The PT0-002 starts off with four very challenging Performance Based Questions.
Again, my recommendation is to read through the questions first, to engage your subconscious mind in the process of solving these questions, but do all the multiple choice questions first, the return for the PBQs at the end.
PBQ1 – NMAP OUTPUT
The first PBQ showed me an output screen from an nMap scan. There were two parts to this question. The first required that I recreate the scanner commands that created the shown output, using a bunch of drag and drop commands. To pass this part you do need to know your nMap commands and what they do. The second part is identifying vulnerabilities or exploits that would work against this target.
Here is a list of nMap Commands to learn for this question and many other multiple choice exam questions.
-A aggressive scanning
Pinging – the capital P in a command indicates some type of ping sweep useful for device enumeration
-PA TCP ACK scan
-PU UDP ping scan
-PR ARP scan
-PS TCP SYN scan
-PE ICMP Echo scan
-PP ICMP Timestamp Ping
-PM Address Mask Ping
-PS TCP SYN ping scan
Scanning – the lower case s in a command indicates some sort of port scanning
-sC enable Nmap Scripting Engine for advanced discovery
-sI idle scan
-sF FIN scan
-sM Maimon scan (FIN/ACK)
-sn ping scan icmp (no port scanning)
-sN null scan no flags
-sS stealth scan SYN scan half open (hides from logs)
-sU UDP scan
-sT TCP Connect Full Open scan (checks all ports, leaves tracks)
-sX Xmas or Inverse TCP Flag scan set FIN PSH URG flags
-O <target> operating system discovery
-6 -O <target> OS discovery IPv6 fingerprintingOutput
-oG output in greppable format
-oX output in XML format
-oN output in normal format
–script smb-os-discovery.nse OS discovery
–enip-info – <port44818> device type, vendor ID, serial number, IP address
–smb-os-discovery – <port 445> OS machine name, domain name, netbios, workgroup. system time.
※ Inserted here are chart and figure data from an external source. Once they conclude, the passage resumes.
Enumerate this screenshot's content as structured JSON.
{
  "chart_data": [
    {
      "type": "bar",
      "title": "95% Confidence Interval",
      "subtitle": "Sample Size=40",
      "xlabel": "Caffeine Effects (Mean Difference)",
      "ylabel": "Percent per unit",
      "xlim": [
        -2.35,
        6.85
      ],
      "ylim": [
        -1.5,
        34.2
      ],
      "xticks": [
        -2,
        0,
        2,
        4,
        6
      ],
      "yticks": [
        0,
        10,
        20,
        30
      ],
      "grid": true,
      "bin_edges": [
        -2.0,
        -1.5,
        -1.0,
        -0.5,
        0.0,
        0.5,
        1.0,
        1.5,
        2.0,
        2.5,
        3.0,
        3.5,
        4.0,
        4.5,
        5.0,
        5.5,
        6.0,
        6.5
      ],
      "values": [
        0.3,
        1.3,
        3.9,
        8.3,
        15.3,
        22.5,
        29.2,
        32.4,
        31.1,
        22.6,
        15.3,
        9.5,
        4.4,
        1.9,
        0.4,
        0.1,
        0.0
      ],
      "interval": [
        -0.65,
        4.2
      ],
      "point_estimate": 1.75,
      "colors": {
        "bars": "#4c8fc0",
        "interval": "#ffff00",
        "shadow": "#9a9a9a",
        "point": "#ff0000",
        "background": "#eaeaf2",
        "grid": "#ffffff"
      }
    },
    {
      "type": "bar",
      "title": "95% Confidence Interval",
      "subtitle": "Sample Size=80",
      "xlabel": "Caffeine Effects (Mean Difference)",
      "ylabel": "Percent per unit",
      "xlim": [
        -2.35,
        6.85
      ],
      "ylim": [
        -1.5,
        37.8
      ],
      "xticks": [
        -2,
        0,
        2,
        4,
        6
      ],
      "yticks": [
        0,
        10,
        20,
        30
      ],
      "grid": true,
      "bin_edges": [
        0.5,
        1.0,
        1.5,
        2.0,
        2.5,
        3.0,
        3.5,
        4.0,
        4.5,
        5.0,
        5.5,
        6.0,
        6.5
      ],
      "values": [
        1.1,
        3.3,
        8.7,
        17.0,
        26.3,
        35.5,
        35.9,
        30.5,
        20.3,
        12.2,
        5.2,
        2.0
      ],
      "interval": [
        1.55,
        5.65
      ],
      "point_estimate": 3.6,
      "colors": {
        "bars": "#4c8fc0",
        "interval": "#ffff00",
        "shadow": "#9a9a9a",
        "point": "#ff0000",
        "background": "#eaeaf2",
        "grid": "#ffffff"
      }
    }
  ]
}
–netbus-info <port 12345> connects to a Netbus server for applications, user ID, password, email address
PBQ 2 – Complete a script
The second PBQ shows a partially completed script. You will need to complete the missing parts from a drag and drop list. You need to distinguish the scripting language being used in order to select the correct code snippets from the list. For this one you need to know the differences between BASH, Powershell, Python, and Ruby. This one might be the easiest of the bunch, but only if you can identify scripting languages and components.
PBQ 3 – Attack a remote subnet
You have compromised a server with access to a remote subnet. You would like to connect to that subnet. This is an exercise where you need to choose commands to set up a reverse shell and listener, I believe. Those of you who have seen this question, feel free to add your comments, as I think this could use more information.
PBQ 4 – Malicious HTTP Commands
You are part of a pen-testing team that has discover a long list (12-15 items) of malicious HTTP code, commands, and attacks. This is a two part question, don’t forget the second part. Looking at the code samples, you have to identify the type of attack or vulnerability from one drop down list, and choose the correct remediation from the second drop down list. Knowing some HTTP code and web based exploits are essential for this question.